COULD THIS BE GOOD FOR THE LEAGUE? YAHOO SPORTS' Ben Rohrbach wrote Monday was "one of the wildest NBA regular-season nights in recent memory -- complete with 21 technical fouls, five ejections and two near postgame confrontations" (SPORTS.YAHOO.com, 1/16). In Toronto, Bruce Arthur writes Monday was "fight night in the NBA." It started with Raptors G Kyle Lowry and 76ers G Ben Simmons "getting chippy" toward the end of their game. But that was "almost immediately overshadowed by other antics" at Staples Center (TORONTO STAR, 1/17). ESPN's Tony Reali wondered if the recent antics are "good for the game of basketball," as "people are talking about it." ESPN's Israel Gutierrez: "It’s good for the game because it gets these conversations going without there really being a fight” ("Around The Horn," ESPN, 1/16). NBC Sports Bay Area's Ahmed Fareed: "It's good for the NBA. There're going to be people that say, 'No, you're showing kids the wrong thing to do.' All true, but it's very entertaining" ("The Happy Hour," NBC Sports Bay Area, 1/16). But FS1's Cris Carter said, "I do not tune in to NBA League Pass to watch UFC. That’s not what I’m interested in” ("First Things First," FS1, 1/17).
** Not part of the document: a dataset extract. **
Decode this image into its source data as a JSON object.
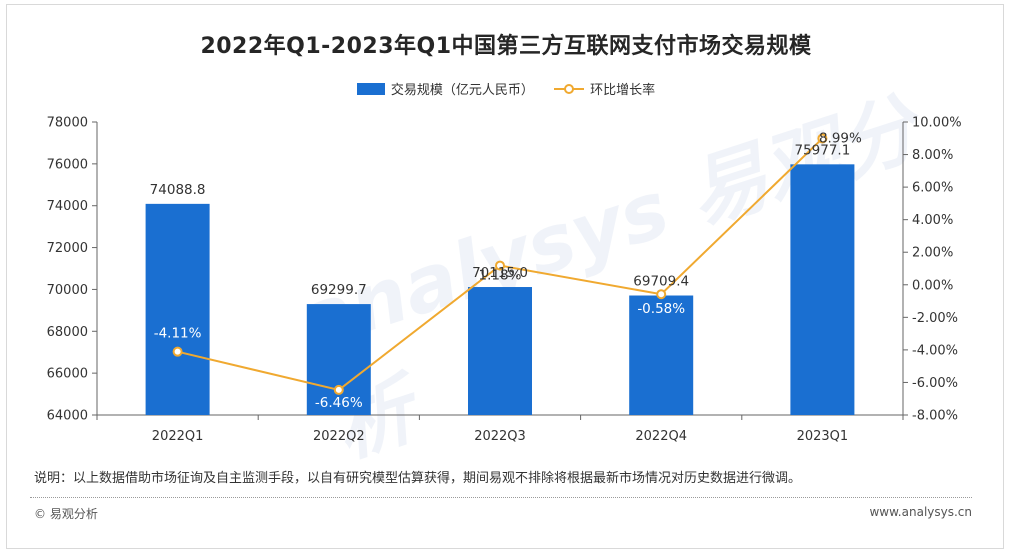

OFFICIALS NOT STEPPING UP: NBC Sports Bay Area's Ray Ratto noted one reason for the increase of on-court altercations is that referees "are not as good at defusing situations" as they once were. Players also are "more willing to talk smack to each other now." Ratto: "There's no longer that caste system. If you were a second-year guy, you didn't used to get to talk crap to a guy who's played for eight years. If you did, they would put you in your place. Now, everybody talks, and it’s because the officials have lost the ability to say, ‘Oh, we have something here’” ("The Happy Hour," NBC Sports Bay Area, 1/16).